TEST(MyTest, UsesUsingDirectives) {
  Sequence seq;  // ::testing::Sequence
  WallTimer timer;  // ::WallTimer
  RPC rpc;  // ...is this ::rpc::RPC or ::RPC?
  ...
}

}  // namespace
}  // namespace example
}  // namespace totw

What could possibly go wrong here? A lot, as it turns out:

  • All the problems from our function-level example still exist, but two-fold: once for namespace ::testing, and once for namespace ::rpc.
  • If namespace ::rpc and namespace ::testing declare symbols with the same name, this code won’t compile if it does unqualified lookup on one of those names. This is important, because it demonstrates a terrifying scaling problem: since the full contents of each namespace is (generally speaking) injected into the global namespace, every new using-directive could add quadratic risk of name collisions and build failures.
  • If a sub-namespace such as ::rpc::testing is ever introduced, this code will stop compiling. (We have actually seen that namespace, so it is potentially just a matter of time until this snippet and that namespace are built together. Another reason to avoid deeply nested namespaces). The lack of namespace qualification is important here: this snippet may have compiled if the using-directives were fully-qualified and if there were no unqualified lookups on names common to both namespaces.
  • A newly-introduced symbol in ::totw::example, ::totw, ::testing, ::rpc, or the global namespace could collide with an existing symbol in any of those namespaces. That’s a big matrix of possibilities.

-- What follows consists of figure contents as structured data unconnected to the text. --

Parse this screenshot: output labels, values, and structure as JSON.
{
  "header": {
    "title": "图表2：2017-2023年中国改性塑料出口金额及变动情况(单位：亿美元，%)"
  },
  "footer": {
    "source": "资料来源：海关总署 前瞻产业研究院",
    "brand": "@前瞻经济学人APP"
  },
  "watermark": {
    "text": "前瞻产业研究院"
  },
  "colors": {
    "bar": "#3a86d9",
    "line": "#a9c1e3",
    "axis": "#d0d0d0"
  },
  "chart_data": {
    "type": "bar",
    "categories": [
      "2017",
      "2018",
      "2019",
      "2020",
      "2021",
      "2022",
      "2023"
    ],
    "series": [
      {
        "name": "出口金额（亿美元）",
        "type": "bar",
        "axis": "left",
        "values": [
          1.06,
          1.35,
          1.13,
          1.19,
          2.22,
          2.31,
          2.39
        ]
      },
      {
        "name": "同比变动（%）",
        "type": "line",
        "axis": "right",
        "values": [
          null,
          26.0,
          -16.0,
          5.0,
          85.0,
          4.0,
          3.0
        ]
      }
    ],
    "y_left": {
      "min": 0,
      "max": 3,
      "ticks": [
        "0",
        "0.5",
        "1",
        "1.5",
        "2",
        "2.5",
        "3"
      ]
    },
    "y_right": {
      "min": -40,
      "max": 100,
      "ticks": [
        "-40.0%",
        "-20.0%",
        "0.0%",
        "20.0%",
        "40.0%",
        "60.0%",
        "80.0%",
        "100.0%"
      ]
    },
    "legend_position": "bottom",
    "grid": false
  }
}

Why Do We Have This Feature, Then?

There are legitimate uses of using-directives within generic libraries (relating to ADL, naturally), but they are so obscure and rare that they don’t deserve a mention here or in the style guide.

Parting Words

Using-directives are time-bombs: code that compiles today could easily stop compiling with the next language version or symbol addition. For external code that is short-lived and whose dependencies never change, this may be an acceptable risk. But beware: if you later decide that you want your short-lived project to continue working over time, those time-bombs may explode.